Absolutely. It was such a big scandal. I was a teenager when this was going on. You couldn’t escape it. It was everywhere and the show was so huge. That’s why this story was huge, ultimately. This was something that everyone watched with their family. A third of the country was watching it at its peak. It was event television. You made sure you watched it every night, so you had something to talk about the next day. It was a really hot talking point.
Reexamining the story now, has working on this show changed your opinion of what happened?
Well, yeah. There was absolutely no question at that time and that was how it was represented to us. Honestly, that wasn’t a time where we ever questioned our media or our news and what we were being fed. Now, it’s completely the opposite where we distrust everything, which is a theme that obviously James [Graham] is exploring with this project — when those lines started to blur when constructed reality became mainstream viewing and all of that. As soon as I read James’ script though… you don’t have to dig very deep into this story to realize how contentious it is and how biased the reporting was. My empathy with them was immediate. Also, as an adult, you consider people’s humanity and the cost to their lives that this experience created. I was shocked and appalled to read about what had actually happened to them and how they were treated. As soon as you look at it from that perspective, it raises a lot of other questions about the whole case.
If anything, this story feels relevant because we still treat our news reporting like it’s entertainment.
Yeah, the news is a television show, lest we forget.
One of the things that I love about this show is how it exposes editing, which so many people are unfamiliar with. The idea that when Diana coughs that could have been taken from any point in the show and placed there. I think, understandably, of course, if you’ve never been on a television set, you don’t know that’s how it works. Even that idea about editing very subtly points to how the things that are presented to us can be grossly manipulated in order to force us to look in a certain direction.
It also doesn’t help that we had a tragedy here that understandably overshadowed what happened to this couple.
Yeah, you’ll know this from the show, if we’ve done our job properly, but his performance was the two days prior to 9/11, which is why this story got lost in the news in the US. That moment in history, I believe, has contributed to where we are now along with everything else that was going around at that time. I think that is something that James certainly wanted to capture. There’s that brilliant moment where Paddy Spooner and Paul Smith finally meet. He said, “The bottom’s falling out of the truth market.” I just thought it was a very pertinent idea to be discussing now, because I think there is so much about that period of time that could answer some questions as to why we are where we are now.

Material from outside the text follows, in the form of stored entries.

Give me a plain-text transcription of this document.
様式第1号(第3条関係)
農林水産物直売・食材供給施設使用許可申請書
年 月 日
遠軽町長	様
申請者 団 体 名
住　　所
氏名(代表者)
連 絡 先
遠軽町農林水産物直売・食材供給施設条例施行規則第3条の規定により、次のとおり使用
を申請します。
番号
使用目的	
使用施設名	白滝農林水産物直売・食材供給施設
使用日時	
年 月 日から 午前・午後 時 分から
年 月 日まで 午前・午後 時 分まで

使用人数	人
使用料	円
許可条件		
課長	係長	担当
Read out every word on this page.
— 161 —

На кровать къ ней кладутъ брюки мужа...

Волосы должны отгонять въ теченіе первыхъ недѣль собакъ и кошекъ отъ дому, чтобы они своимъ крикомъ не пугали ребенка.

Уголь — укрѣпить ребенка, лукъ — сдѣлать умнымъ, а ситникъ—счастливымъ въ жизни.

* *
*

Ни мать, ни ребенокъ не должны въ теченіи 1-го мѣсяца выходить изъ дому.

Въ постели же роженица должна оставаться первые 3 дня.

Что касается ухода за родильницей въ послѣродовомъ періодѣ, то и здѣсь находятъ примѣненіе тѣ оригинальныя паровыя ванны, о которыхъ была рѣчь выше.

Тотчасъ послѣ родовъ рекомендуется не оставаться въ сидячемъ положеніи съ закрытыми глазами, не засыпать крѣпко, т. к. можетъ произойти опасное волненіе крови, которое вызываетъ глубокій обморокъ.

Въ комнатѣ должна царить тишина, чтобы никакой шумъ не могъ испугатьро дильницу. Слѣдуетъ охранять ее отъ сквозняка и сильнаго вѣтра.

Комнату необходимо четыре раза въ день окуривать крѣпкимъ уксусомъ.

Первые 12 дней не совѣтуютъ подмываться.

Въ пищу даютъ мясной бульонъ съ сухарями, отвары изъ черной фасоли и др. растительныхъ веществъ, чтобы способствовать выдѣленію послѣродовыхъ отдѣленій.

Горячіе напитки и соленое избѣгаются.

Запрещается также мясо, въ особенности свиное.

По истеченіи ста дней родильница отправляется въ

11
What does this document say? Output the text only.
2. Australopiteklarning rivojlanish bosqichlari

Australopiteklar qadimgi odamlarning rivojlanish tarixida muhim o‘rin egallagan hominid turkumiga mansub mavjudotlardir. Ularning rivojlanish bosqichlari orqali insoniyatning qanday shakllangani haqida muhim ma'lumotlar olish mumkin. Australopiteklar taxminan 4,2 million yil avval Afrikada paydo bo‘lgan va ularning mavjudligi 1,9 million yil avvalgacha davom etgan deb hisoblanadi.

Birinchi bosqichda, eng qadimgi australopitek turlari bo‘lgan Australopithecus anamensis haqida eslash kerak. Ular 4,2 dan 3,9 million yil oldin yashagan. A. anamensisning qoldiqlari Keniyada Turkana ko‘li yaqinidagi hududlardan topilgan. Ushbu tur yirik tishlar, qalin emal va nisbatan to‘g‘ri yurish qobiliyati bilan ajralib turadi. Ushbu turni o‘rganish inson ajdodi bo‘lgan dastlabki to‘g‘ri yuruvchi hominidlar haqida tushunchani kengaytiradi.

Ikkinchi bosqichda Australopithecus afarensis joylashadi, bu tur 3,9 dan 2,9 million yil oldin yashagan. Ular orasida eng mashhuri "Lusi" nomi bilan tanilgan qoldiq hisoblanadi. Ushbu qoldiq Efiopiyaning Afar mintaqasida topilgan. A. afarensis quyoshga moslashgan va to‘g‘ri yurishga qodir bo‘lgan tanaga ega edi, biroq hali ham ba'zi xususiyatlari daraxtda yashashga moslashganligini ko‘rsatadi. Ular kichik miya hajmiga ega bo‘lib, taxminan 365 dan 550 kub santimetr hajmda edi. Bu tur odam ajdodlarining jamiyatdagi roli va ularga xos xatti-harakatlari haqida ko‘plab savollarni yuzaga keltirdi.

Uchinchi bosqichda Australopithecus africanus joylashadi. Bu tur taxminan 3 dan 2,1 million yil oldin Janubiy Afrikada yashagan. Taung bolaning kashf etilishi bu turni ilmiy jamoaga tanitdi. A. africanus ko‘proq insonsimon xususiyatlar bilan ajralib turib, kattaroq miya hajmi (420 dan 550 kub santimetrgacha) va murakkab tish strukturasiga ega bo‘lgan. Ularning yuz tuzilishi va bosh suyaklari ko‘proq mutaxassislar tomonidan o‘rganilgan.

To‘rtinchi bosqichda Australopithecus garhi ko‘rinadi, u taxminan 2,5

Even though this is clearly a drama, there are moments of comedy here. Did you go looking for those or did they just appear organically?
I think what I love about this — what I love about Succession, what I love about Fleabag is I feel like there’s this new genre, and Atlanta does it as well, that’s pushing against the categories as we currently know as comedy and drama. I think what we are demanding as an audience right now are much more complex stories that are much more human. When you start getting to the heart of humanity, in that way, that’s when things are hilarious that maybe shouldn’t be because they’re awkward and they’re uncomfortable James wrote these people as human beings who had only, prior to that, been painted as these pantomime villains. I think that immediately draws you into their story and their experience. That’s why it becomes so heartbreaking because these two people Charles and Diana, in terms of this narrative, have never, ever been considered as human beings before. I think for people to suddenly go, “Oh my God, that is what they were going through whilst we were laughing at home,” I think it holds a mirror up to how we treat one another, how we consume our press. I think it’s really important that we question that. I think we need to change journalism and change how things are reported.
AMC’s ‘Quiz’ airs on Sunday nights at 9:00pm EST.